Interestingly, GTB was in the news everyday when the resignations were tendered, but since the information about its restructuring plans became public through a series of media leaks, the bank cannot be held accountable for selectively failing to disclose material information.

GTB’s subsequent disclosure raises another question. If Venkappa Agadi has apparently resigned as per the recommendations of the Ganguly Committee on having attained the age of 70, what about JV Shetty (former chairman of Canara Bank) and Satya Brata Ghosh (former Sr Partner of PriceWaterhouse)? What prompted their resignations, even if the board did not accept them? We still don’t have the answer.

The question then is, should the media be more responsible in its reporting and insist on sourcing information to the company? Yes, it should. But when the alternative is to miss a newsbreak because one insists on being punctilious about correct sourcing, it would be impossible to convince a journalist to turn finicky.

What about regulatory requirements on the disclosure issue? SEBI made it mandatory for companies to report material events to stock exchanges way back in 1997-98 but a majority of companies continue to report very sketchy information. Most communication to the press is through media leaks or through casually made remarks, usually on the sidelines of important seminars and conferences.

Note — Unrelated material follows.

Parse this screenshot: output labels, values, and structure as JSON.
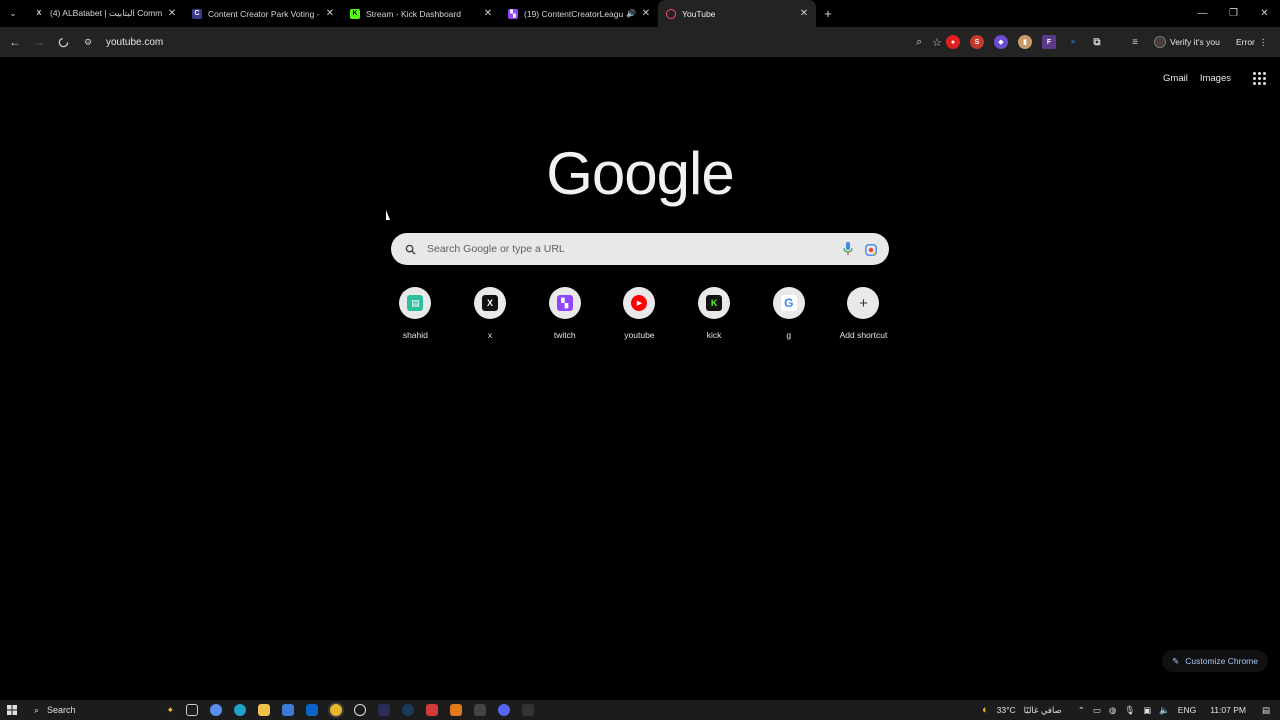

So long as there are no penalties for failing to make full and proper disclosures, there is very little that stock exchanges can do to enforce corporate compliance.

The non-disclosure of material information by DSQ Software would probably form the centrepiece of any case study on the ineffectiveness of disclosure rules and regulatory processes. The company failed to disclose a 50 per cent increase in capital at the height of the 1999-2000 bull run (the Fortuna case), failed to disclose the sale of major contracts to Scandent Network (leading to large scale layoffs) and more recently seems to have failed to disclose the sale of the assets of its US subsidiary.

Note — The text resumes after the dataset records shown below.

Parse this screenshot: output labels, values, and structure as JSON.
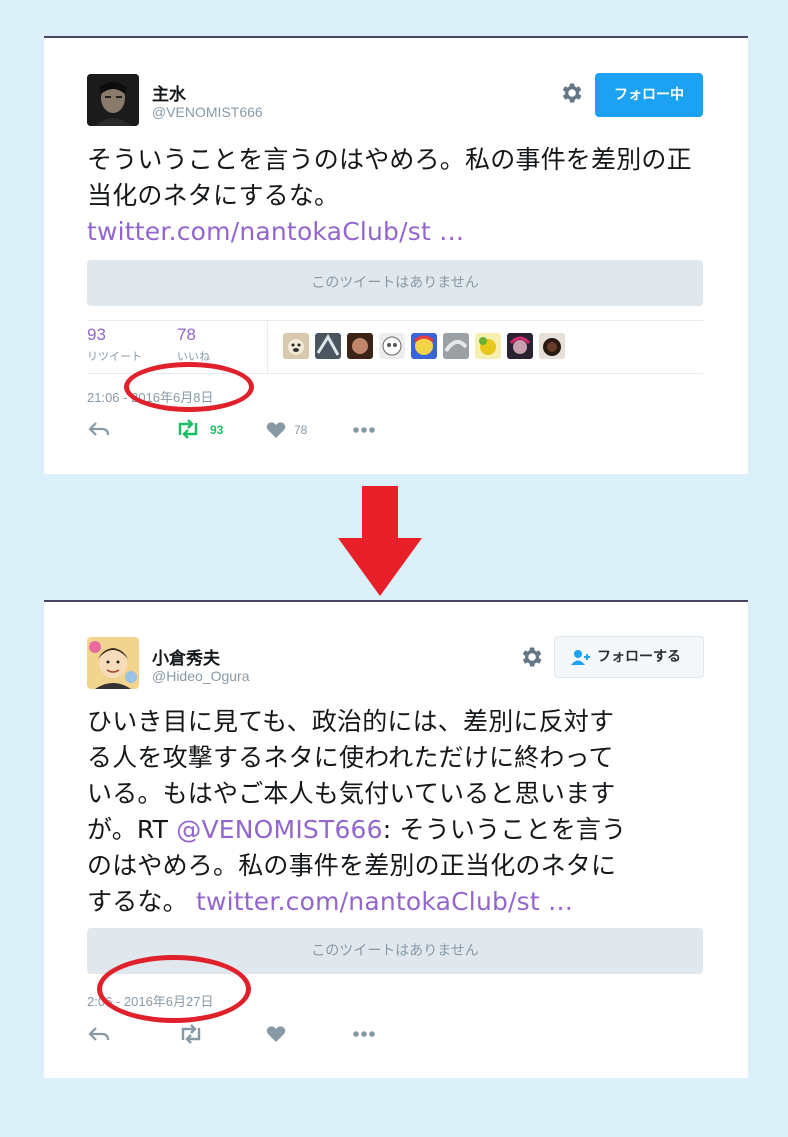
{
  "tweet1": {
    "name": "主水",
    "handle": "@VENOMIST666",
    "follow_label": "フォロー中",
    "text": "そういうことを言うのはやめろ。私の事件を差別の正当化のネタにするな。",
    "link": "twitter.com/nantokaClub/st …",
    "unavailable": "このツイートはありません",
    "retweets": "93",
    "retweets_label": "リツイート",
    "likes": "78",
    "likes_label": "いいね",
    "time": "21:06",
    "date": "2016年6月8日",
    "action_rt": "93",
    "action_like": "78"
  },
  "tweet2": {
    "name": "小倉秀夫",
    "handle": "@Hideo_Ogura",
    "follow_label": "フォローする",
    "text_line1": "ひいき目に見ても、政治的には、差別に反対す",
    "text_line2": "る人を攻撃するネタに使われただけに終わって",
    "text_line3": "いる。もはやご本人も気付いていると思います",
    "text_line4_pre": "が。RT ",
    "mention": "@VENOMIST666",
    "text_line4_post": ": そういうことを言う",
    "text_line5": "のはやめろ。私の事件を差別の正当化のネタに",
    "text_line6": "するな。 ",
    "link": "twitter.com/nantokaClub/st …",
    "unavailable": "このツイートはありません",
    "time": "2:06",
    "date": "2016年6月27日"
  },
  "colors": {
    "accent": "#1da1f2",
    "link": "#9266cc",
    "annotation": "#e0202a",
    "retweet_green": "#17bf63",
    "background": "#dcf0f9"
  },
  "icons": [
    "gear-icon",
    "reply-icon",
    "retweet-icon",
    "heart-icon",
    "more-icon",
    "add-user-icon",
    "arrow-down-icon"
  ]
}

In fact, disclosures on mergers and amalgamations are invariably scanty even by the best-known companies. Yet, SEBI has gone ahead and tightened good governance rules under the listing agreement of stock exchanges in an attempt to improve corporate reporting and disclosures.

It now wants members of the board audit committee to be financially literate, especially the chairman. Surely then, the resignation of chairman of the audit committee or the external auditor has to be reported with a proper explanation; otherwise there is no point to the disclosure.

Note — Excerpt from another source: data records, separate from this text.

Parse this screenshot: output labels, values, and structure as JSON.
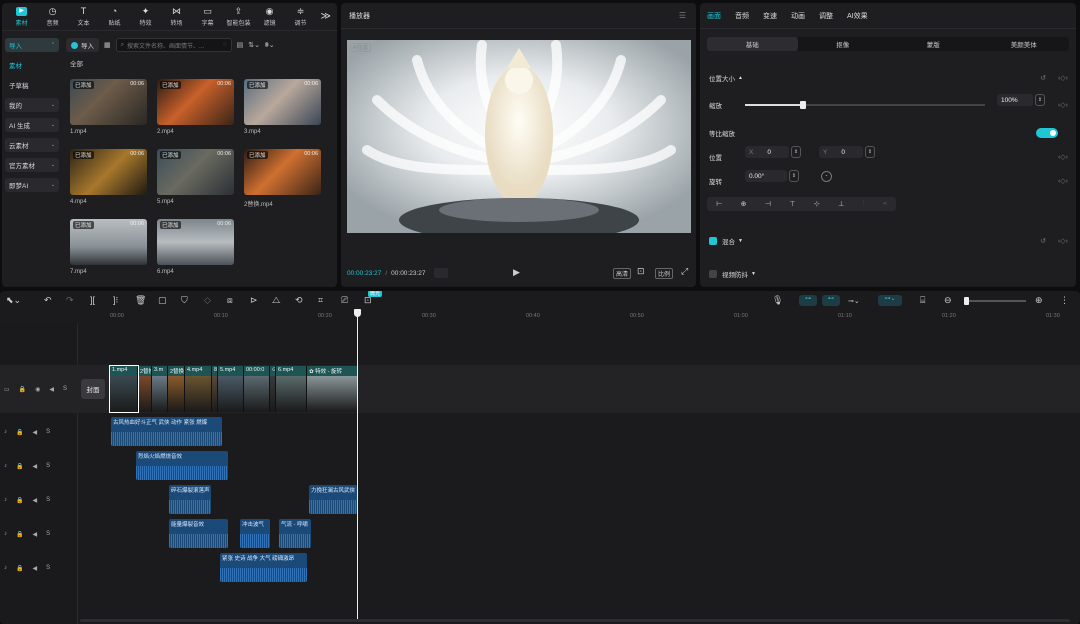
{
  "tabs": [
    {
      "icon": "▶",
      "label": "素材"
    },
    {
      "icon": "◷",
      "label": "音频"
    },
    {
      "icon": "T",
      "label": "文本"
    },
    {
      "icon": "◔",
      "label": "贴纸"
    },
    {
      "icon": "✦",
      "label": "特效"
    },
    {
      "icon": "⋈",
      "label": "转场"
    },
    {
      "icon": "▭",
      "label": "字幕"
    },
    {
      "icon": "⇪",
      "label": "智能包装"
    },
    {
      "icon": "◉",
      "label": "滤镜"
    },
    {
      "icon": "≑",
      "label": "调节"
    }
  ],
  "more": "≫",
  "sidebar": [
    {
      "label": "导入",
      "chev": "⌃"
    },
    {
      "label": "素材",
      "chev": ""
    },
    {
      "label": "子草稿",
      "chev": ""
    },
    {
      "label": "我的",
      "chev": "⌄"
    },
    {
      "label": "AI 生成",
      "chev": "⌄"
    },
    {
      "label": "云素材",
      "chev": "⌄"
    },
    {
      "label": "官方素材",
      "chev": "⌄"
    },
    {
      "label": "即梦AI",
      "chev": "⌄"
    }
  ],
  "media": {
    "import": "导入",
    "search_placeholder": "搜索文件名称、画面情节、...",
    "all": "全部"
  },
  "thumbs": [
    {
      "tag": "已添加",
      "dur": "00:06",
      "name": "1.mp4"
    },
    {
      "tag": "已添加",
      "dur": "00:06",
      "name": "2.mp4"
    },
    {
      "tag": "已添加",
      "dur": "00:06",
      "name": "3.mp4"
    },
    {
      "tag": "已添加",
      "dur": "00:06",
      "name": "4.mp4"
    },
    {
      "tag": "已添加",
      "dur": "00:06",
      "name": "5.mp4"
    },
    {
      "tag": "已添加",
      "dur": "00:06",
      "name": "2替换.mp4"
    },
    {
      "tag": "已添加",
      "dur": "00:06",
      "name": "7.mp4"
    },
    {
      "tag": "已添加",
      "dur": "00:06",
      "name": "6.mp4"
    }
  ],
  "player": {
    "title": "播放器",
    "aitag": "AI生成",
    "current": "00:00:23:27",
    "total": "00:00:23:27",
    "btn_quality": "高清",
    "btn_ratio": "比例"
  },
  "props": {
    "tabs": [
      "画面",
      "音频",
      "变速",
      "动画",
      "调整",
      "AI效果"
    ],
    "subtabs": [
      "基础",
      "抠像",
      "蒙版",
      "美颜美体"
    ],
    "section_pos": "位置大小",
    "scale_label": "缩放",
    "scale_value": "100%",
    "scale_pct": 0.24,
    "uniform_label": "等比缩放",
    "position_label": "位置",
    "x_label": "X",
    "x_value": "0",
    "y_label": "Y",
    "y_value": "0",
    "rotate_label": "旋转",
    "rotate_value": "0.00°",
    "blend_label": "混合",
    "stabilize_label": "视频防抖"
  },
  "timeline": {
    "ruler": [
      "00:00",
      "00:10",
      "00:20",
      "00:30",
      "00:40",
      "00:50",
      "01:00",
      "01:10",
      "01:20",
      "01:30"
    ],
    "cover": "封面",
    "playhead_tag": "微光",
    "tracks": {
      "S": "S"
    },
    "video_clips": [
      "1.mp4",
      "2替换",
      "3.m",
      "2替换",
      "4.mp4",
      "8",
      "5.mp4",
      "00:00:0",
      "⊙",
      "6.mp4",
      "✿ 特效 - 旋转"
    ],
    "audio": [
      {
        "label": "古风热血好斗正气 武侠 动作 紧张 燃爆"
      },
      {
        "label": "烈焰火焰燃烧音效"
      },
      {
        "label": "碎石爆裂滚落声"
      },
      {
        "label": "力挽狂澜古风武侠"
      },
      {
        "label": "能量爆裂音效"
      },
      {
        "label": "冲击波气"
      },
      {
        "label": "气流 - 呼啸"
      },
      {
        "label": "紧张 史诗 战争 大气 磅礴激昂"
      }
    ]
  }
}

Yet, when the firm of SR Batliboi resigned mid-term as auditors to Moser Baer — a highly regarded company, there were no explanations. The stock crashed 20 per cent this August on news of the resignation, but neither the Department of Company Affairs (DCA) nor SEBI investigated this smoking gun on behalf of investors. In fact, we still don’t have any answers expect for the company’s obvious claim that there was no wrongdoing.

My sources in the accountancy profession cite Ramaiya’s Guide to the Companies Act (page 2128 which explains section 224 sub-section 6) to say that until an auditor cites the reason for his resignation, the resignation is not effective. But if the regulatory mechanism does not function, it is unlikely that there can be any answers.

What is the solution to the lack of correct corporate disclosures? The answer lies with the two regulators — DCA and SEBI.

If the regulators follow up on clarifications sought by NSE and BSE, then companies would be forced to provide better answers; especially if they are quick to punish defiant obfuscation.

Finally, SEBI and the stock exchanges need to work with industry associations such as CII, FICCI and the IMC to explain the concept of ongoing disclosure of price sensitive information by holding a series of seminars or classroom sessions on the subject. Otherwise, corporate governance and disclosure will be reduced to a lot of meaningless reporting requirements that harass the better managed companies and are simply ignored by unscrupulous ones.